I have bequeathed a percentage of my estate, which will make it easier for my executors, as well as being tax-efficient.
Nicholas Le-Faye (1982)
I have decided to leave a legacy to Clare in my will as recognition of the opportunities that my time here opened up to me and to help others who come after me to benefit from the continuation of the College, and its traditions of excellence. I do appreciate the fact that, through the Samuel Blythe Society, the College takes the time and effort to engage with and acknowledge legacy donors.
Jessica Spence (1994) & Nick Gardiner (1994)

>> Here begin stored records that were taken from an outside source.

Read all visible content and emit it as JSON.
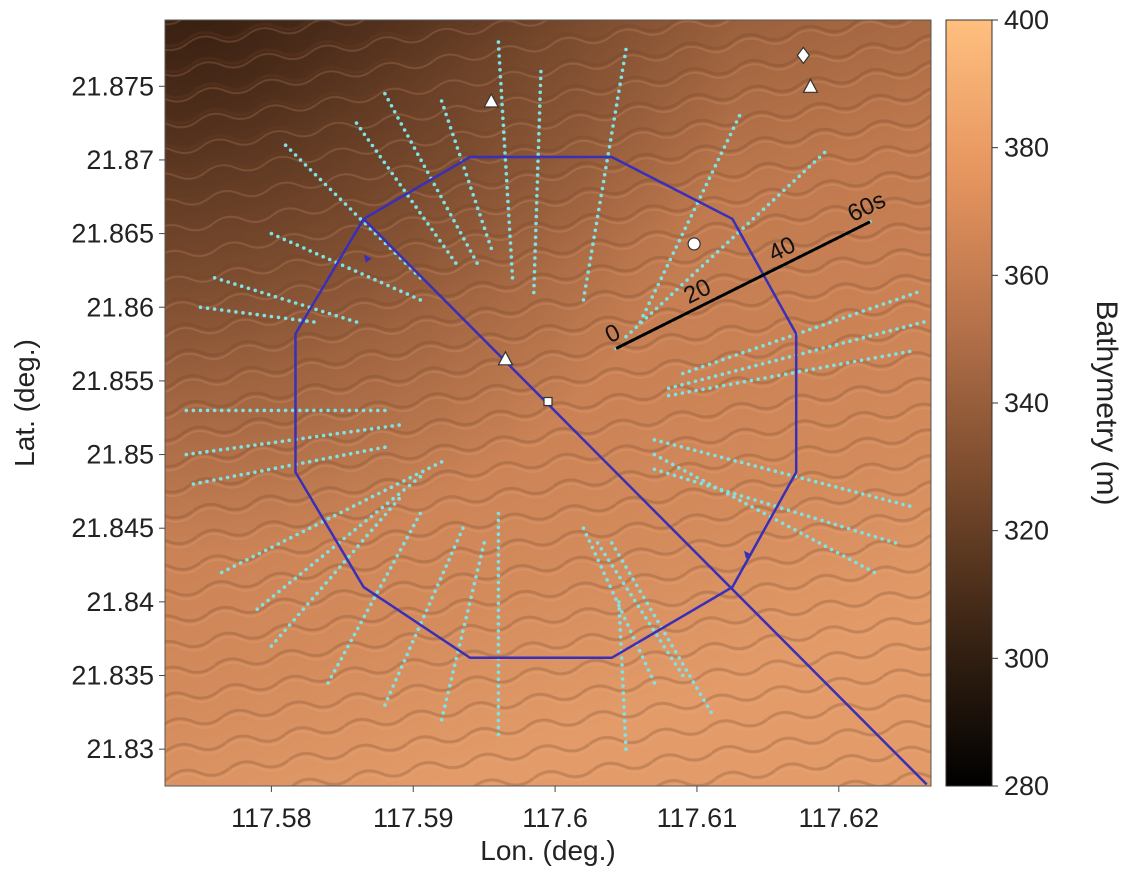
{
  "chart_data": {
    "type": "scatter",
    "xlabel": "Lon. (deg.)",
    "ylabel": "Lat. (deg.)",
    "xlim": [
      117.5725,
      117.6265
    ],
    "ylim": [
      21.8275,
      21.8795
    ],
    "xticks": [
      117.58,
      117.59,
      117.6,
      117.61,
      117.62
    ],
    "xtick_labels": [
      "117.58",
      "117.59",
      "117.6",
      "117.61",
      "117.62"
    ],
    "yticks": [
      21.83,
      21.835,
      21.84,
      21.845,
      21.85,
      21.855,
      21.86,
      21.865,
      21.87,
      21.875
    ],
    "ytick_labels": [
      "21.83",
      "21.835",
      "21.84",
      "21.845",
      "21.85",
      "21.855",
      "21.86",
      "21.865",
      "21.87",
      "21.875"
    ],
    "background": "bathymetry map with sand waves",
    "colorbar": {
      "label": "Bathymetry (m)",
      "range": [
        280,
        400
      ],
      "ticks": [
        280,
        300,
        320,
        340,
        360,
        380,
        400
      ],
      "tick_labels": [
        "280",
        "300",
        "320",
        "340",
        "360",
        "380",
        "400"
      ],
      "colors": [
        "#000000",
        "#3a2414",
        "#7a4b2d",
        "#b5714a",
        "#e6955f",
        "#ffbf7f"
      ]
    },
    "polygon": {
      "name": "survey track",
      "color": "#3a2fb8",
      "points": [
        [
          117.5865,
          21.866
        ],
        [
          117.594,
          21.8702
        ],
        [
          117.604,
          21.8702
        ],
        [
          117.6125,
          21.866
        ],
        [
          117.617,
          21.8582
        ],
        [
          117.617,
          21.8488
        ],
        [
          117.6125,
          21.841
        ],
        [
          117.604,
          21.8362
        ],
        [
          117.594,
          21.8362
        ],
        [
          117.5865,
          21.841
        ],
        [
          117.5817,
          21.8488
        ],
        [
          117.5817,
          21.8582
        ],
        [
          117.5865,
          21.866
        ]
      ]
    },
    "diagonal_line": {
      "color": "#3a2fb8",
      "points": [
        [
          117.5865,
          21.866
        ],
        [
          117.6262,
          21.8276
        ]
      ]
    },
    "arrow_markers": [
      [
        117.5868,
        21.8633
      ],
      [
        117.6136,
        21.8432
      ]
    ],
    "scale_bar": {
      "points": [
        [
          117.6043,
          21.8572
        ],
        [
          117.6222,
          21.8658
        ]
      ],
      "labels": [
        "0",
        "20",
        "40",
        "60s"
      ],
      "color": "#000000"
    },
    "markers": [
      {
        "shape": "triangle",
        "lon": 117.5955,
        "lat": 21.874
      },
      {
        "shape": "triangle",
        "lon": 117.618,
        "lat": 21.875
      },
      {
        "shape": "triangle",
        "lon": 117.5965,
        "lat": 21.8565
      },
      {
        "shape": "diamond",
        "lon": 117.6175,
        "lat": 21.8771
      },
      {
        "shape": "circle",
        "lon": 117.6098,
        "lat": 21.8643
      },
      {
        "shape": "square",
        "lon": 117.5995,
        "lat": 21.8536
      }
    ],
    "point_color": "#7fe3e6",
    "point_lines": [
      {
        "start": [
          117.6043,
          21.8572
        ],
        "end": [
          117.6222,
          21.8658
        ]
      },
      {
        "start": [
          117.605,
          21.858
        ],
        "end": [
          117.619,
          21.8705
        ]
      },
      {
        "start": [
          117.606,
          21.859
        ],
        "end": [
          117.613,
          21.873
        ]
      },
      {
        "start": [
          117.602,
          21.8605
        ],
        "end": [
          117.605,
          21.8775
        ]
      },
      {
        "start": [
          117.5985,
          21.861
        ],
        "end": [
          117.599,
          21.876
        ]
      },
      {
        "start": [
          117.597,
          21.862
        ],
        "end": [
          117.596,
          21.878
        ]
      },
      {
        "start": [
          117.5955,
          21.864
        ],
        "end": [
          117.592,
          21.874
        ]
      },
      {
        "start": [
          117.5945,
          21.863
        ],
        "end": [
          117.588,
          21.8745
        ]
      },
      {
        "start": [
          117.593,
          21.863
        ],
        "end": [
          117.586,
          21.8725
        ]
      },
      {
        "start": [
          117.5905,
          21.862
        ],
        "end": [
          117.581,
          21.871
        ]
      },
      {
        "start": [
          117.5905,
          21.8605
        ],
        "end": [
          117.58,
          21.865
        ]
      },
      {
        "start": [
          117.586,
          21.859
        ],
        "end": [
          117.576,
          21.862
        ]
      },
      {
        "start": [
          117.583,
          21.859
        ],
        "end": [
          117.575,
          21.86
        ]
      },
      {
        "start": [
          117.588,
          21.853
        ],
        "end": [
          117.574,
          21.853
        ]
      },
      {
        "start": [
          117.589,
          21.852
        ],
        "end": [
          117.574,
          21.85
        ]
      },
      {
        "start": [
          117.588,
          21.8505
        ],
        "end": [
          117.5745,
          21.848
        ]
      },
      {
        "start": [
          117.592,
          21.8495
        ],
        "end": [
          117.5765,
          21.842
        ]
      },
      {
        "start": [
          117.5905,
          21.8485
        ],
        "end": [
          117.579,
          21.8395
        ]
      },
      {
        "start": [
          117.589,
          21.847
        ],
        "end": [
          117.58,
          21.837
        ]
      },
      {
        "start": [
          117.5905,
          21.846
        ],
        "end": [
          117.584,
          21.8345
        ]
      },
      {
        "start": [
          117.5935,
          21.845
        ],
        "end": [
          117.588,
          21.833
        ]
      },
      {
        "start": [
          117.595,
          21.844
        ],
        "end": [
          117.592,
          21.832
        ]
      },
      {
        "start": [
          117.596,
          21.846
        ],
        "end": [
          117.596,
          21.831
        ]
      },
      {
        "start": [
          117.602,
          21.845
        ],
        "end": [
          117.607,
          21.8345
        ]
      },
      {
        "start": [
          117.603,
          21.844
        ],
        "end": [
          117.609,
          21.835
        ]
      },
      {
        "start": [
          117.604,
          21.844
        ],
        "end": [
          117.611,
          21.8325
        ]
      },
      {
        "start": [
          117.6045,
          21.84
        ],
        "end": [
          117.605,
          21.83
        ]
      },
      {
        "start": [
          117.607,
          21.85
        ],
        "end": [
          117.6225,
          21.842
        ]
      },
      {
        "start": [
          117.607,
          21.849
        ],
        "end": [
          117.624,
          21.844
        ]
      },
      {
        "start": [
          117.607,
          21.851
        ],
        "end": [
          117.625,
          21.8465
        ]
      },
      {
        "start": [
          117.608,
          21.854
        ],
        "end": [
          117.625,
          21.857
        ]
      },
      {
        "start": [
          117.608,
          21.8545
        ],
        "end": [
          117.626,
          21.859
        ]
      },
      {
        "start": [
          117.609,
          21.8555
        ],
        "end": [
          117.6255,
          21.861
        ]
      }
    ]
  }
}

We met at Clare, so the college is obviously very special to us, and the three years we had there gave us so much – intellectual foundations, challenge, fun and amazing lifelong friends.
Clare has a special character, community and perspective, that we felt was extremely valuable, and it mattered to us that this remained intact, and also accessible to everyone who would benefit from what the college has to offer. Putting Clare in our will is our small way of making a contribution to that and saying thank you for all it gave us and many others.
Elisabeth Marksteiner (1985)
There has not been a day when I have not been grateful to be part of the community of scholars which has given me the learning to look at the world critically.
I’ve spent my career teaching and advising others and by my gift hope that others may be equally as inspired by Clare as I have been.
I still dream of a lottery win to give a large gift to Clare now, but know that after my death others will benefit from the legacy gift I’m making.